Love relationships are exciting, anxiety provoking, transformative, fun, stressful, exhilarating and grounding all at the same time.
We feel each of these emotions at different stages of the relationship.
Initially it is excitement and exhilaration. Then its sweet sweet love. But then we hit the power struggle phase, where we can no longer see the good we once saw in our partner. Instead we see someone who has nothing in common with us.
We then learn again to love the person for the good and the bad. At this point things seem to be going great. But not for long.
We then hit the love language barrier. we give and give, but don’t get any love back. We become resentful and frustrated. The frustration slowly but surely start to build up inside of us.
Our partner also seem to think that they are giving equally, but we don’t see it that way. Heck we do so much for them and they never do anything for us.
Then your partner might say, I didn’t know you wanted me to do that.
You see we only recognize love, when its given to us in the way that we like to give it. If I like to give gifts, I won’t recognize my partners words of affirmation as love. I need to see him given me a gift.
This was not a problem at the beginning of the relationship, because it was our differences we liked. We complemented each others style of giving love.

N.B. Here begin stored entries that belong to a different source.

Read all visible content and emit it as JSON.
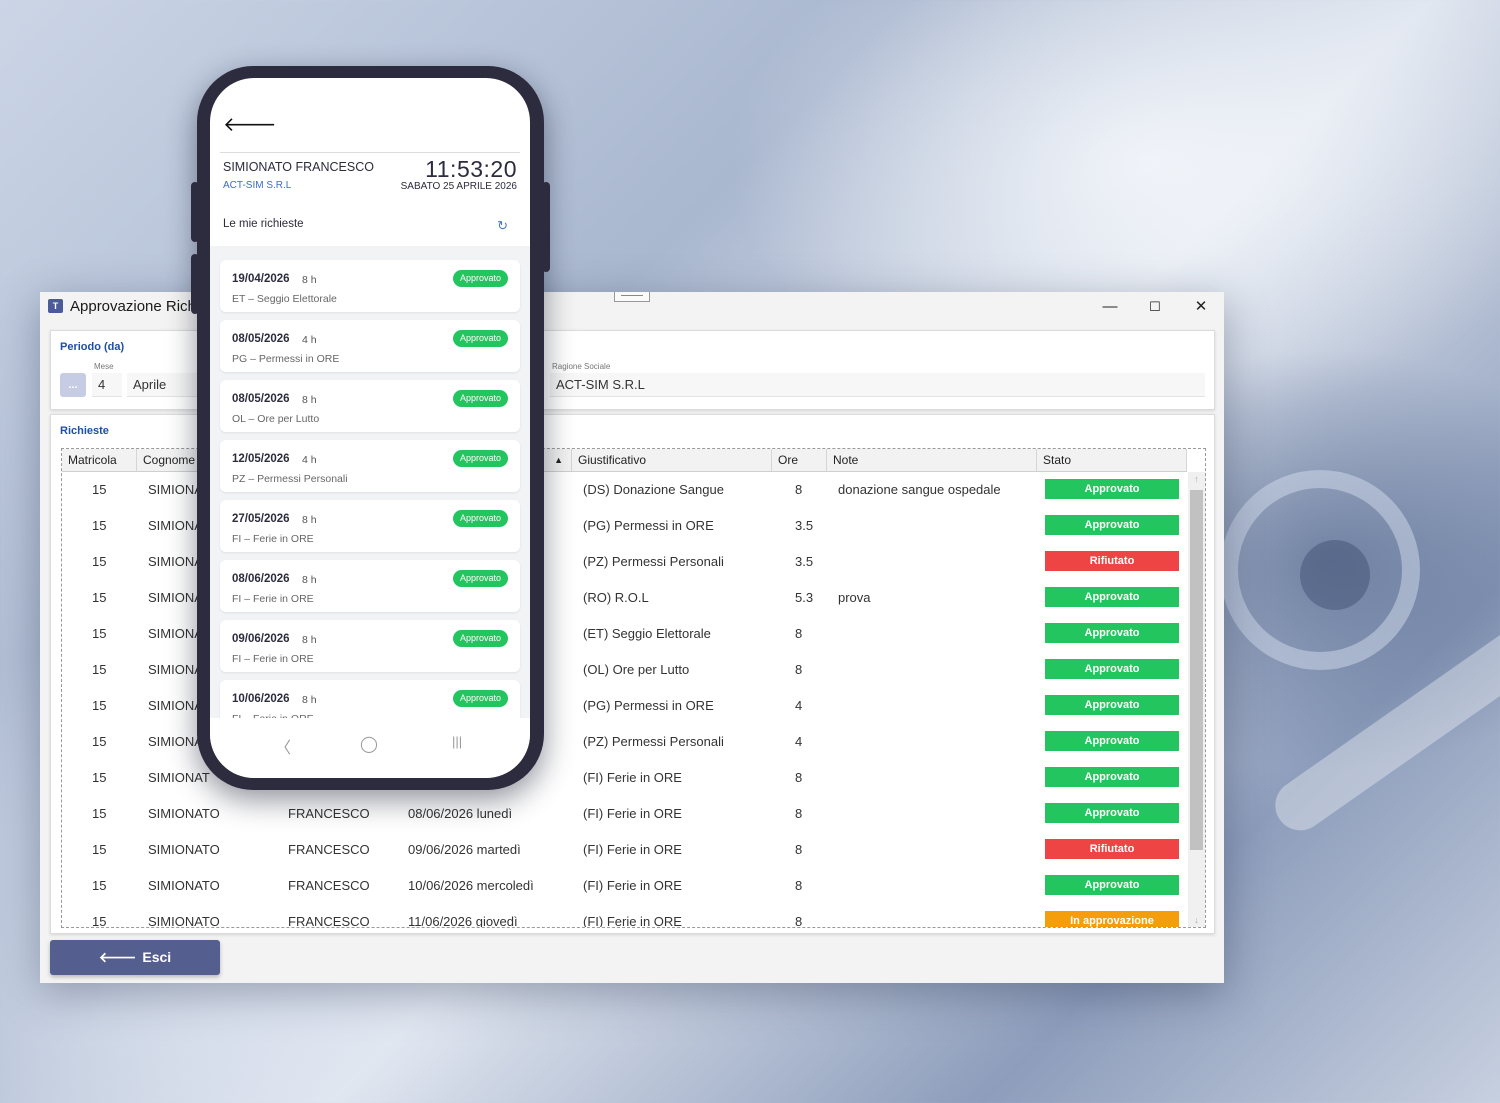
{
  "window": {
    "title": "Approvazione Rich",
    "min": "—",
    "max": "☐",
    "close": "✕"
  },
  "filters": {
    "title": "Periodo (da)",
    "month_label": "Mese",
    "dots": "...",
    "month_num": "4",
    "month_name": "Aprile",
    "company_label": "Ragione Sociale",
    "company": "ACT-SIM S.R.L"
  },
  "requests": {
    "title": "Richieste",
    "headers": {
      "matricola": "Matricola",
      "cognome": "Cognome",
      "giustificativo": "Giustificativo",
      "ore": "Ore",
      "note": "Note",
      "stato": "Stato"
    },
    "rows": [
      {
        "matricola": "15",
        "cognome": "SIMIONA",
        "nome": "",
        "data": "",
        "giust": "(DS) Donazione Sangue",
        "ore": "8",
        "note": "donazione sangue ospedale",
        "stato": "Approvato"
      },
      {
        "matricola": "15",
        "cognome": "SIMIONA",
        "nome": "",
        "data": "",
        "giust": "(PG) Permessi in ORE",
        "ore": "3.5",
        "note": "",
        "stato": "Approvato"
      },
      {
        "matricola": "15",
        "cognome": "SIMIONA",
        "nome": "",
        "data": "",
        "giust": "(PZ) Permessi Personali",
        "ore": "3.5",
        "note": "",
        "stato": "Rifiutato"
      },
      {
        "matricola": "15",
        "cognome": "SIMIONA",
        "nome": "",
        "data": "",
        "giust": "(RO) R.O.L",
        "ore": "5.3",
        "note": "prova",
        "stato": "Approvato"
      },
      {
        "matricola": "15",
        "cognome": "SIMIONA",
        "nome": "",
        "data": "",
        "giust": "(ET) Seggio Elettorale",
        "ore": "8",
        "note": "",
        "stato": "Approvato"
      },
      {
        "matricola": "15",
        "cognome": "SIMIONA",
        "nome": "",
        "data": "",
        "giust": "(OL) Ore per Lutto",
        "ore": "8",
        "note": "",
        "stato": "Approvato"
      },
      {
        "matricola": "15",
        "cognome": "SIMIONA",
        "nome": "",
        "data": "",
        "giust": "(PG) Permessi in ORE",
        "ore": "4",
        "note": "",
        "stato": "Approvato"
      },
      {
        "matricola": "15",
        "cognome": "SIMIONA",
        "nome": "",
        "data": "",
        "giust": "(PZ) Permessi Personali",
        "ore": "4",
        "note": "",
        "stato": "Approvato"
      },
      {
        "matricola": "15",
        "cognome": "SIMIONAT",
        "nome": "",
        "data": "",
        "giust": "(FI) Ferie in ORE",
        "ore": "8",
        "note": "",
        "stato": "Approvato"
      },
      {
        "matricola": "15",
        "cognome": "SIMIONATO",
        "nome": "FRANCESCO",
        "data": "08/06/2026 lunedì",
        "giust": "(FI) Ferie in ORE",
        "ore": "8",
        "note": "",
        "stato": "Approvato"
      },
      {
        "matricola": "15",
        "cognome": "SIMIONATO",
        "nome": "FRANCESCO",
        "data": "09/06/2026 martedì",
        "giust": "(FI) Ferie in ORE",
        "ore": "8",
        "note": "",
        "stato": "Rifiutato"
      },
      {
        "matricola": "15",
        "cognome": "SIMIONATO",
        "nome": "FRANCESCO",
        "data": "10/06/2026 mercoledì",
        "giust": "(FI) Ferie in ORE",
        "ore": "8",
        "note": "",
        "stato": "Approvato"
      },
      {
        "matricola": "15",
        "cognome": "SIMIONATO",
        "nome": "FRANCESCO",
        "data": "11/06/2026 giovedì",
        "giust": "(FI) Ferie in ORE",
        "ore": "8",
        "note": "",
        "stato": "In approvazione"
      }
    ]
  },
  "exit_button": {
    "arrow": "🡐",
    "label": "Esci"
  },
  "status_colors": {
    "Approvato": "#22c55e",
    "Rifiutato": "#ef4444",
    "In approvazione": "#f59e0b"
  },
  "phone": {
    "back": "🡐",
    "name": "SIMIONATO FRANCESCO",
    "company": "ACT-SIM S.R.L",
    "time": "11:53:20",
    "date": "SABATO 25 APRILE 2026",
    "section": "Le mie richieste",
    "refresh": "↻",
    "items": [
      {
        "date": "19/04/2026",
        "hours": "8 h",
        "desc": "ET – Seggio Elettorale",
        "status": "Approvato"
      },
      {
        "date": "08/05/2026",
        "hours": "4 h",
        "desc": "PG – Permessi in ORE",
        "status": "Approvato"
      },
      {
        "date": "08/05/2026",
        "hours": "8 h",
        "desc": "OL – Ore per Lutto",
        "status": "Approvato"
      },
      {
        "date": "12/05/2026",
        "hours": "4 h",
        "desc": "PZ – Permessi Personali",
        "status": "Approvato"
      },
      {
        "date": "27/05/2026",
        "hours": "8 h",
        "desc": "FI – Ferie in ORE",
        "status": "Approvato"
      },
      {
        "date": "08/06/2026",
        "hours": "8 h",
        "desc": "FI – Ferie in ORE",
        "status": "Approvato"
      },
      {
        "date": "09/06/2026",
        "hours": "8 h",
        "desc": "FI – Ferie in ORE",
        "status": "Approvato"
      },
      {
        "date": "10/06/2026",
        "hours": "8 h",
        "desc": "FI – Ferie in ORE",
        "status": "Approvato"
      }
    ],
    "nav": {
      "back": "〈",
      "home": "◯",
      "recents": "|||"
    }
  }
}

But over time this difference becomes a hinderance. I always make time for you but all you do is just buy me something, but never spend time with me. Or I always encourage you but all you do is whine about how you did my laundry and how I am such a child.
So those initial differences are no longer cute, but a cause of frustration and an indication that maybe you are too different to one another.

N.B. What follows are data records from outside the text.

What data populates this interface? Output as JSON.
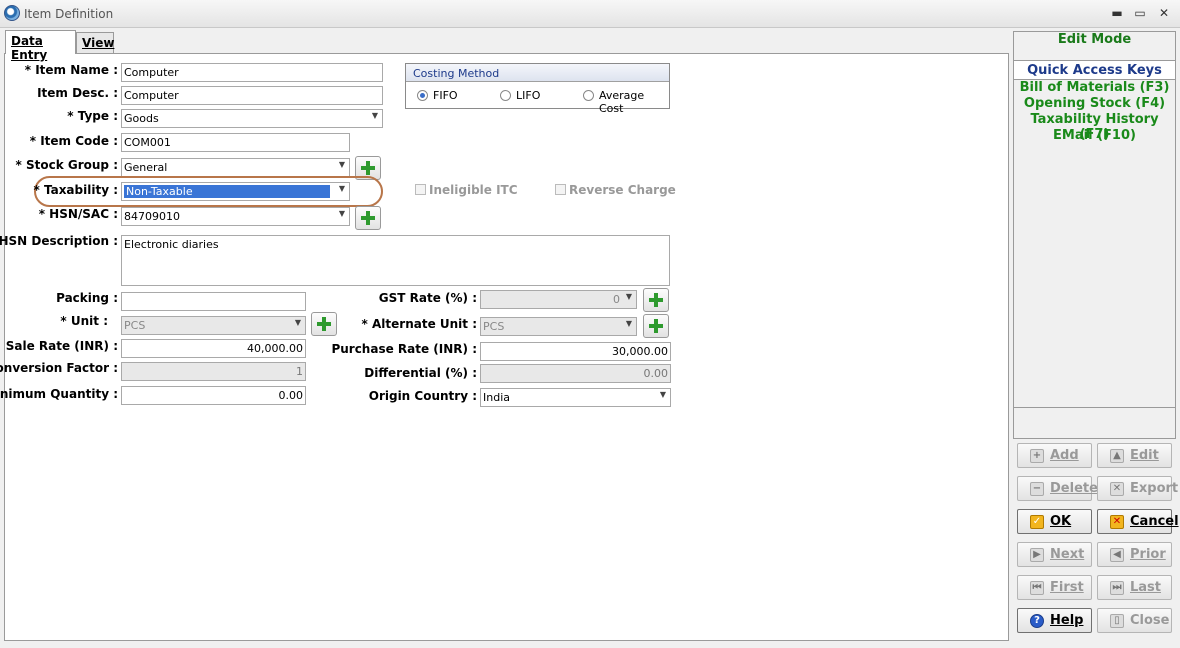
{
  "window": {
    "title": "Item Definition",
    "minimize": "▬",
    "maximize": "▭",
    "close": "✕"
  },
  "tabs": [
    {
      "label": "Data Entry"
    },
    {
      "label": "View"
    }
  ],
  "form": {
    "item_name": {
      "label": "* Item Name :",
      "value": "Computer"
    },
    "item_desc": {
      "label": "Item Desc. :",
      "value": "Computer"
    },
    "type": {
      "label": "* Type :",
      "value": "Goods"
    },
    "item_code": {
      "label": "* Item Code :",
      "value": "COM001"
    },
    "stock_group": {
      "label": "* Stock Group :",
      "value": "General"
    },
    "taxability": {
      "label": "* Taxability :",
      "value": "Non-Taxable"
    },
    "ineligible_itc": {
      "label": "Ineligible ITC"
    },
    "reverse_charge": {
      "label": "Reverse Charge"
    },
    "hsn_sac": {
      "label": "* HSN/SAC :",
      "value": "84709010"
    },
    "hsn_description": {
      "label": "* HSN Description :",
      "value": "Electronic diaries"
    },
    "packing": {
      "label": "Packing :",
      "value": ""
    },
    "unit": {
      "label": "* Unit :",
      "value": "PCS"
    },
    "sale_rate": {
      "label": "Sale Rate (INR) :",
      "value": "40,000.00"
    },
    "conversion_factor": {
      "label": "Conversion Factor :",
      "value": "1"
    },
    "minimum_quantity": {
      "label": "Minimum Quantity :",
      "value": "0.00"
    },
    "gst_rate": {
      "label": "GST Rate (%) :",
      "value": "0"
    },
    "alternate_unit": {
      "label": "* Alternate Unit :",
      "value": "PCS"
    },
    "purchase_rate": {
      "label": "Purchase Rate (INR) :",
      "value": "30,000.00"
    },
    "differential": {
      "label": "Differential (%) :",
      "value": "0.00"
    },
    "origin_country": {
      "label": "Origin Country :",
      "value": "India"
    }
  },
  "costing": {
    "title": "Costing Method",
    "options": [
      "FIFO",
      "LIFO",
      "Average Cost"
    ],
    "selected": "FIFO"
  },
  "side": {
    "mode": "Edit Mode",
    "quick_access_title": "Quick Access Keys",
    "quick_keys": [
      "Bill of Materials (F3)",
      "Opening Stock (F4)",
      "Taxability History (F7)",
      "EMail (F10)"
    ]
  },
  "actions": {
    "add": "Add",
    "edit": "Edit",
    "delete": "Delete",
    "export": "Export",
    "ok": "OK",
    "cancel": "Cancel",
    "next": "Next",
    "prior": "Prior",
    "first": "First",
    "last": "Last",
    "help": "Help",
    "close": "Close"
  },
  "colors": {
    "accent_green": "#1a8a1a",
    "header_blue": "#1d3a8a",
    "selection": "#3a75d6",
    "highlight_ring": "#b8764a"
  }
}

So how can we resolve this dilemma.
You see, the trick is to recognize how our partner is giving us love. Because that is what they consider what love looks like. Then give them love in the same way once in a while. They won’t be able to put it into words or put their finger on it, but they would feel understood.
For us to feel love, we can recognize how we give love, and let our partner know that we like it when they give love in that way.
Its about speaking a language that your partner understands when giving love and vise versa.
This is often a point in many long term relationships where the partners feel a lot of frustration.
But as you can see, there is an easy fix.
All we need to do is speak the other person’s language at least once in a while when it comes to love.